Parmi les 5600 spectateurs autour de cet ovale récemment inauguré, Serge Barrette et Dominique Gauthier verront leur fils filer à une vitesse folle dans l’épreuve du keirin. Une douce fierté montera en eux.

«Ça va être très émotif. Qu’il gagne une médaille ou non, on ne pourra jamais lui enlever son titre d’olympien. On ne peut pas rester insensible à ça. Quand ils vont les lâcher sur la piste, il aura atteint son rêve olympique. Comme parent, c’est extraordinaire», partage le couple, attablé dans un hôtel aux abords de la plage de Barra da Tijuca.

«Le plus rêveur»

Le rêve. Ce mot si galvaudé dans le langage olympique retrouve sa réelle signification dans ce cycliste de 25 ans venu du large. Troisième d’une lignée tissée serrée de six enfants, on ne doit pas se surprendre qu’il soit devenu la montagne de muscles requise dans cette épreuve basée sur l’explosion.

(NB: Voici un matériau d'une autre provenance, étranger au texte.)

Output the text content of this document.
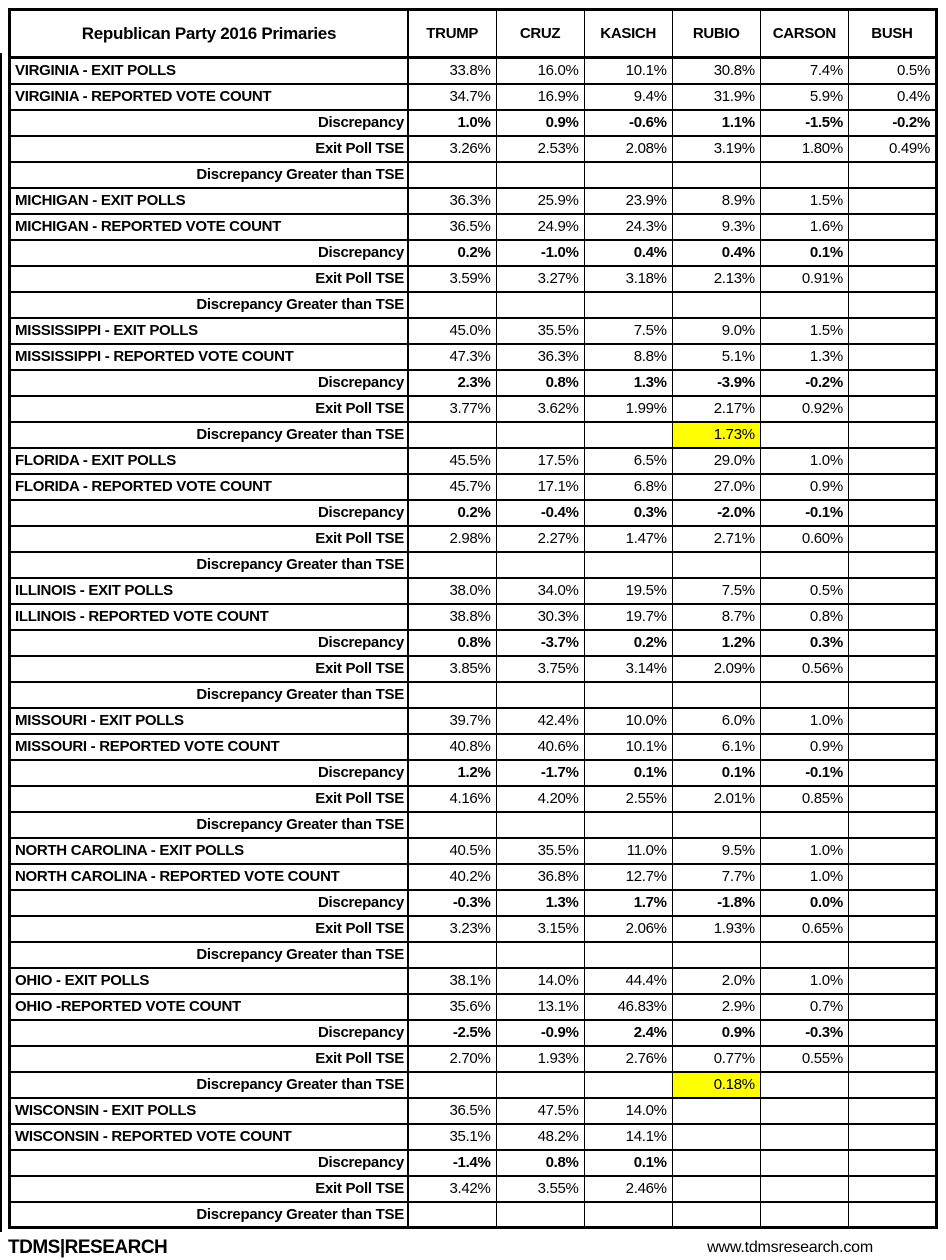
Republican Party 2016 Primaries	TRUMP	CRUZ	KASICH	RUBIO	CARSON	BUSH
VIRGINIA - EXIT POLLS	33.8%	16.0%	10.1%	30.8%	7.4%	0.5%
VIRGINIA - REPORTED VOTE COUNT	34.7%	16.9%	9.4%	31.9%	5.9%	0.4%
Discrepancy	1.0%	0.9%	-0.6%	1.1%	-1.5%	-0.2%
Exit Poll TSE	3.26%	2.53%	2.08%	3.19%	1.80%	0.49%
Discrepancy Greater than TSE						
MICHIGAN - EXIT POLLS	36.3%	25.9%	23.9%	8.9%	1.5%	
MICHIGAN - REPORTED VOTE COUNT	36.5%	24.9%	24.3%	9.3%	1.6%	
Discrepancy	0.2%	-1.0%	0.4%	0.4%	0.1%	
Exit Poll TSE	3.59%	3.27%	3.18%	2.13%	0.91%	
Discrepancy Greater than TSE						
MISSISSIPPI - EXIT POLLS	45.0%	35.5%	7.5%	9.0%	1.5%	
MISSISSIPPI - REPORTED VOTE COUNT	47.3%	36.3%	8.8%	5.1%	1.3%	
Discrepancy	2.3%	0.8%	1.3%	-3.9%	-0.2%	
Exit Poll TSE	3.77%	3.62%	1.99%	2.17%	0.92%	
Discrepancy Greater than TSE				1.73%		
FLORIDA - EXIT POLLS	45.5%	17.5%	6.5%	29.0%	1.0%	
FLORIDA - REPORTED VOTE COUNT	45.7%	17.1%	6.8%	27.0%	0.9%	
Discrepancy	0.2%	-0.4%	0.3%	-2.0%	-0.1%	
Exit Poll TSE	2.98%	2.27%	1.47%	2.71%	0.60%	
Discrepancy Greater than TSE						
ILLINOIS - EXIT POLLS	38.0%	34.0%	19.5%	7.5%	0.5%	
ILLINOIS - REPORTED VOTE COUNT	38.8%	30.3%	19.7%	8.7%	0.8%	
Discrepancy	0.8%	-3.7%	0.2%	1.2%	0.3%	
Exit Poll TSE	3.85%	3.75%	3.14%	2.09%	0.56%	
Discrepancy Greater than TSE						
MISSOURI - EXIT POLLS	39.7%	42.4%	10.0%	6.0%	1.0%	
MISSOURI - REPORTED VOTE COUNT	40.8%	40.6%	10.1%	6.1%	0.9%	
Discrepancy	1.2%	-1.7%	0.1%	0.1%	-0.1%	
Exit Poll TSE	4.16%	4.20%	2.55%	2.01%	0.85%	
Discrepancy Greater than TSE						
NORTH CAROLINA - EXIT POLLS	40.5%	35.5%	11.0%	9.5%	1.0%	
NORTH CAROLINA - REPORTED VOTE COUNT	40.2%	36.8%	12.7%	7.7%	1.0%	
Discrepancy	-0.3%	1.3%	1.7%	-1.8%	0.0%	
Exit Poll TSE	3.23%	3.15%	2.06%	1.93%	0.65%	
Discrepancy Greater than TSE						
OHIO - EXIT POLLS	38.1%	14.0%	44.4%	2.0%	1.0%	
OHIO -REPORTED VOTE COUNT	35.6%	13.1%	46.83%	2.9%	0.7%	
Discrepancy	-2.5%	-0.9%	2.4%	0.9%	-0.3%	
Exit Poll TSE	2.70%	1.93%	2.76%	0.77%	0.55%	
Discrepancy Greater than TSE				0.18%		
WISCONSIN - EXIT POLLS	36.5%	47.5%	14.0%			
WISCONSIN - REPORTED VOTE COUNT	35.1%	48.2%	14.1%			
Discrepancy	-1.4%	0.8%	0.1%			
Exit Poll TSE	3.42%	3.55%	2.46%			
Discrepancy Greater than TSE						
TDMS|RESEARCH	www.tdmsresearch.com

Initié au vélo à l’âge de 16 ans, aussi bien dire sur le tard, son ascension fulgurante qui l’a conduit aux Jeux olympiques s’explique mieux quand papa et maman nous invitent à remonter avec eux à il y a une vingtaine d’années.

«Par rapport aux autres, Hugo a toujours été le plus rêveur. Depuis qu’il est petit, l’imaginaire est son domaine», relate son père.

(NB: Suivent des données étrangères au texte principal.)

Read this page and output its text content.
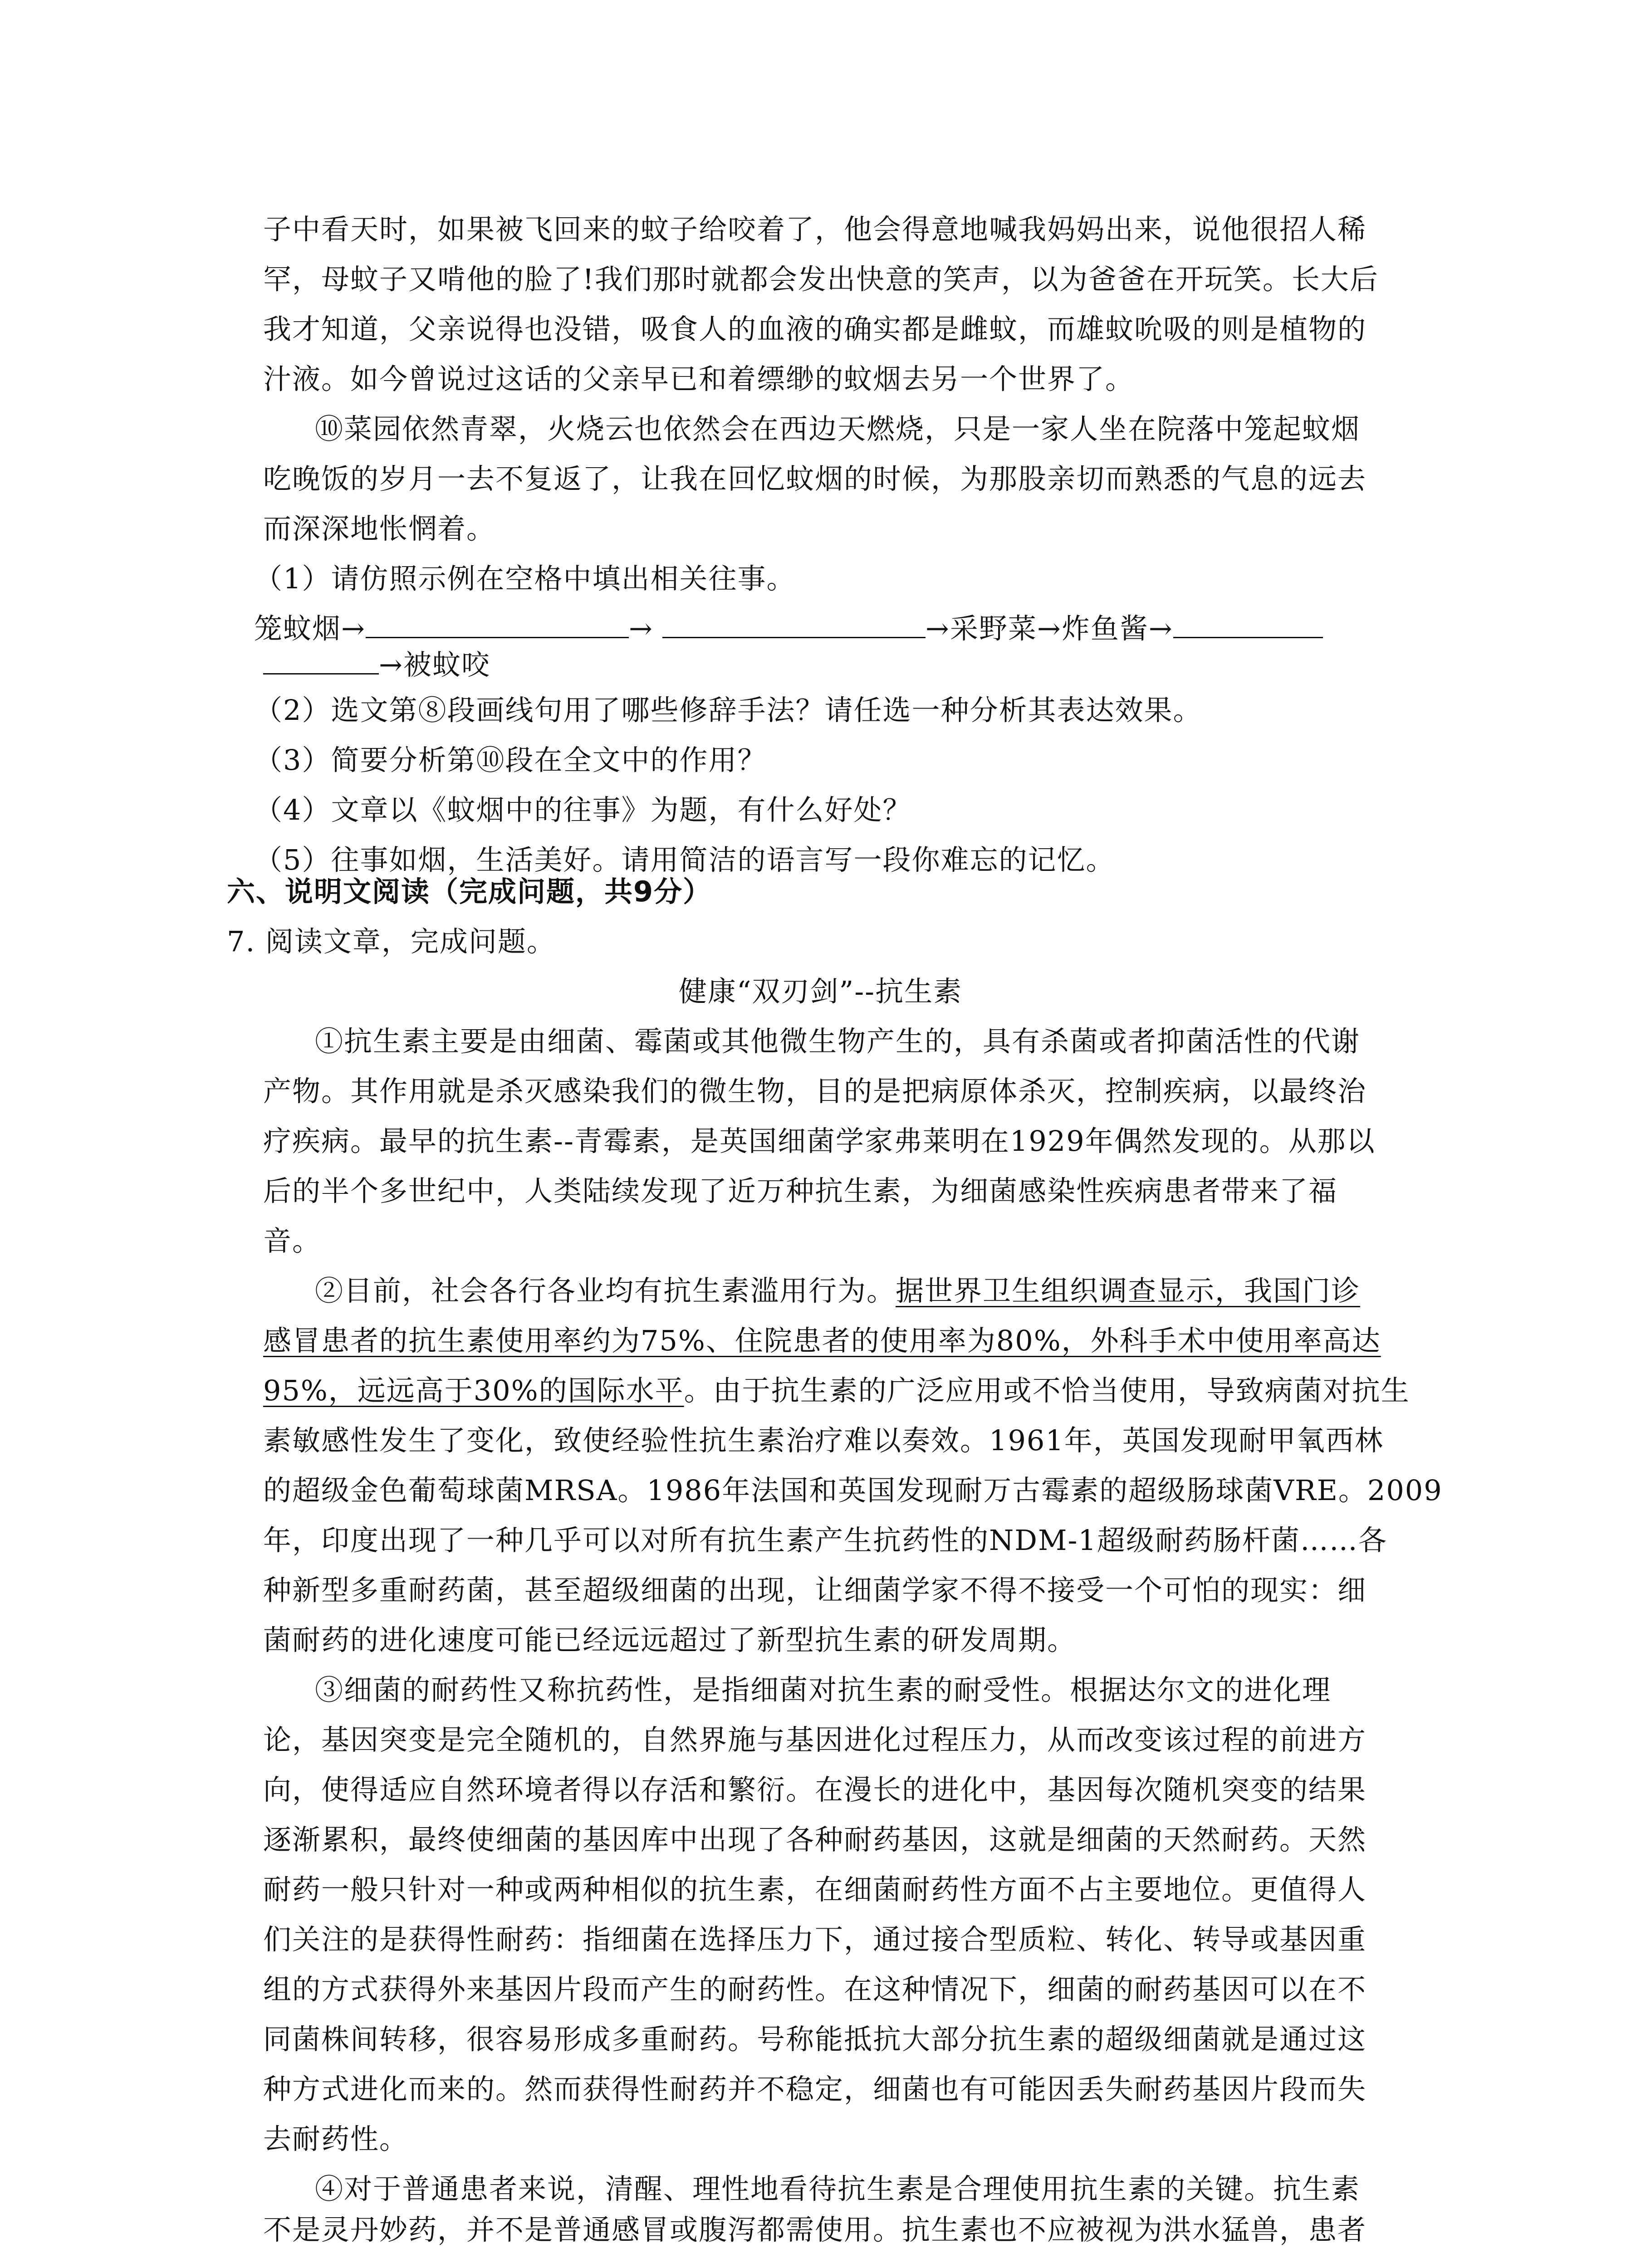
子中看天时，如果被飞回来的蚊子给咬着了，他会得意地喊我妈妈出来，说他很招人稀
罕，母蚊子又啃他的脸了!我们那时就都会发出快意的笑声，以为爸爸在开玩笑。长大后
我才知道，父亲说得也没错，吸食人的血液的确实都是雌蚊，而雄蚊吮吸的则是植物的
汁液。如今曾说过这话的父亲早已和着缥缈的蚊烟去另一个世界了。
⑩菜园依然青翠，火烧云也依然会在西边天燃烧，只是一家人坐在院落中笼起蚊烟
吃晚饭的岁月一去不复返了，让我在回忆蚊烟的时候，为那股亲切而熟悉的气息的远去
而深深地怅惘着。
（1）请仿照示例在空格中填出相关往事。
笼蚊烟→	→	→采野菜→炸鱼酱→
→被蚊咬
（2）选文第⑧段画线句用了哪些修辞手法？请任选一种分析其表达效果。
（3）简要分析第⑩段在全文中的作用？
（4）文章以《蚊烟中的往事》为题，有什么好处？
（5）往事如烟，生活美好。请用简洁的语言写一段你难忘的记忆。
六、说明文阅读（完成问题，共9分）
7. 阅读文章，完成问题。
健康“双刃剑”--抗生素
①抗生素主要是由细菌、霉菌或其他微生物产生的，具有杀菌或者抑菌活性的代谢
产物。其作用就是杀灭感染我们的微生物，目的是把病原体杀灭，控制疾病，以最终治
疗疾病。最早的抗生素--青霉素，是英国细菌学家弗莱明在1929年偶然发现的。从那以
后的半个多世纪中，人类陆续发现了近万种抗生素，为细菌感染性疾病患者带来了福
音。
②目前，社会各行各业均有抗生素滥用行为。据世界卫生组织调查显示，我国门诊
感冒患者的抗生素使用率约为75%、住院患者的使用率为80%，外科手术中使用率高达
95%，远远高于30%的国际水平。由于抗生素的广泛应用或不恰当使用，导致病菌对抗生
素敏感性发生了变化，致使经验性抗生素治疗难以奏效。1961年，英国发现耐甲氧西林
的超级金色葡萄球菌MRSA。1986年法国和英国发现耐万古霉素的超级肠球菌VRE。2009
年，印度出现了一种几乎可以对所有抗生素产生抗药性的NDM-1超级耐药肠杆菌……各
种新型多重耐药菌，甚至超级细菌的出现，让细菌学家不得不接受一个可怕的现实：细
菌耐药的进化速度可能已经远远超过了新型抗生素的研发周期。
③细菌的耐药性又称抗药性，是指细菌对抗生素的耐受性。根据达尔文的进化理
论，基因突变是完全随机的，自然界施与基因进化过程压力，从而改变该过程的前进方
向，使得适应自然环境者得以存活和繁衍。在漫长的进化中，基因每次随机突变的结果
逐渐累积，最终使细菌的基因库中出现了各种耐药基因，这就是细菌的天然耐药。天然
耐药一般只针对一种或两种相似的抗生素，在细菌耐药性方面不占主要地位。更值得人
们关注的是获得性耐药：指细菌在选择压力下，通过接合型质粒、转化、转导或基因重
组的方式获得外来基因片段而产生的耐药性。在这种情况下，细菌的耐药基因可以在不
同菌株间转移，很容易形成多重耐药。号称能抵抗大部分抗生素的超级细菌就是通过这
种方式进化而来的。然而获得性耐药并不稳定，细菌也有可能因丢失耐药基因片段而失
去耐药性。
④对于普通患者来说，清醒、理性地看待抗生素是合理使用抗生素的关键。抗生素
不是灵丹妙药，并不是普通感冒或腹泻都需使用。抗生素也不应被视为洪水猛兽，患者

«Quand il partait sur quelque chose, il allait jusqu’au bout, approuve Dominique. S’il décidait qu’il était Peter Pan, c’est lui qui devenait le vrai Peter Pan. Il s’habillait en Peter Pan. Il y croyait.»

De la tragédie…

Restons dans la magie, dans ce cas, puisqu’il doit y avoir un peu de la Fée Clochette dans cette histoire renouvelée de Peter Pan.

Le 27 octobre 2015, au cours d’un entraînement précédant la Coupe du monde de Cali en Colombie, Barrette a frôlé la mort en étant éjecté de son vélo à plus de 70 km/h. Il évite de sa tête une barre métallique avant de terminer sa course dans la balustrade. Résultat: deux vertèbres et nez fracturés, commotion cérébrale et lacération à la lèvre inférieure. Il demeurera 10 jours dans un hôpital local, par un heureux hasard reconnu mondialement dans le domaine de la plastie.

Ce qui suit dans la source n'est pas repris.